The Central Bank of Nigeria (CBN) ordered the printing of 500 million pieces of new naira notes in the first contract, which rolled out last week, December 15, 2022.
Aisha Ahmad, deputy governor in charge of financial system stability, disclosed this during House of Representatives hearing on implementation of CBN cash-less policy and the new withdrawal limits.
She noted that there are 31 Deposit Money Banks (DMBs) with 4,603 branches as at October 2022. In the Other Financial Institutions (OFIs) sector, there are 878 Microfinance Banks (MFBs) with1,966 branches; Agents- 1.4million; PoS Terminal- 899,642; and Number of ATMs is over 14,000.
What this means is that if 4,603 branches of banks divide 500 million, it will mean that each bank branch received 108,624.81 pieces of new naira.
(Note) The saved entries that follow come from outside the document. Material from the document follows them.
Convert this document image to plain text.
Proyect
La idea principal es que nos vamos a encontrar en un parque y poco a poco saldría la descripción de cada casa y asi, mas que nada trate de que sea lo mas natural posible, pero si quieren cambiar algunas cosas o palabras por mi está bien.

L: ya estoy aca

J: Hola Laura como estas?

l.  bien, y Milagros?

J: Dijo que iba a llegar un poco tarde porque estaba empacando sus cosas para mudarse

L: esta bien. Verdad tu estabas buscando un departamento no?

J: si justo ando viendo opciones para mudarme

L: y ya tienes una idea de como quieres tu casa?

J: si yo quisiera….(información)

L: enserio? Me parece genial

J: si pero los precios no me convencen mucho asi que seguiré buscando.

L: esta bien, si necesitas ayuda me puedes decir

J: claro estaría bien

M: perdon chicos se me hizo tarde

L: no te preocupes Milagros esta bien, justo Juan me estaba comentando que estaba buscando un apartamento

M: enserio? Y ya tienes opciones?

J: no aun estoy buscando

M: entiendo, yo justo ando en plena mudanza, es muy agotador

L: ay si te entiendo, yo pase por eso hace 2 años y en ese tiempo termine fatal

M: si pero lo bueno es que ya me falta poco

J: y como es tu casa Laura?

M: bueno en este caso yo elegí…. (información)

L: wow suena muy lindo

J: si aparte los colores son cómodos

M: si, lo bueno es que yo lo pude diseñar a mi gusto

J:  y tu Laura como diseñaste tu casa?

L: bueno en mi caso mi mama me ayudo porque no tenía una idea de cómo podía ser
Bellnewsonline.com reported from its findings that commercial banks are rationing the new naira notes they have received from the CBN as many customers are keen to hold the redesigned notes.
Nigeria had 122.3 million active bank customers in 2021, according to Statista, provider of market and consumer data.
According to Ahmad, a review of the cost of currency management from 2017 to 2021 indicated an average increase of over N10 billion per annum and over 90 percent of currency management costs are attributed to banknote production.
This, she said, affects the CBN and other participants in Nigeria’s currency management sector (banknote production, storage processing, distribution activities and banknote destruction).
In recent times, she said currency management in Nigeria has faced a series of challenges that have affected the ability of the CBN to efficiently carry out its mandate of issuing legal tender (i.e. provision of an adequate volume of clean banknotes in the right denominational mix for members of the public).
“The challenges have continued to grow in scale, with the attendant consequences on the Bank’s policy effectiveness, if left unaddressed,” she said.
Some of the challenges include wholesale hoarding of naira banknotes by members of the public, worsening shortage of fit banknotes in circulation, high and increasing cost borne by the bank, high risk of counterfeiting, and non-compliance with international best practice in currency redesign.
The deputy governor said the current series of naira banknotes have been in circulation for between 14 – 21 years, which is inconsistent with global best practice and exposes the notes to the risk of counterfeiting. Standard practice is that currency in circulation should be redesigned or re-issued after every 5 – 8 years.
Despite the dominance of highly advanced payment systems, many countries carried out currency redesign to remain ahead of counterfeiters, ensure durability, fight corruption, and reduce cost of currency management, among other reasons.
“It is against the backdrop of the foregoing that the CBN in line with its statutory powers as enshrined in Section 2(b) and 19 of the CBN Act 2007, sought and obtained the approval of Mr. President to redesign and issue new series of Naira notes in the N200, N500 and N1000 denominations,” Ahmad told House or Representatives.
The CBN has revised the cash withdrawal limits in response to mounting pressure by the public.
Consequently, individuals can now withdraw not more than N500,000 instead of N100,000 weekly, while corporate organizations can withdraw a maximum of N5 million as against N500,000 per week.
This was disclosed in a letter to all banks signed by Haruna Mustafa, CBN’s director of banking supervision, and released on Wednesday. According to the letter, in compelling circumstances where cash withdrawal above the stated limits is required for legitimate purposes, such requests shall be subject to a processing fee of 3 percent and 5 percent for individuals and corporate organizations, respectively.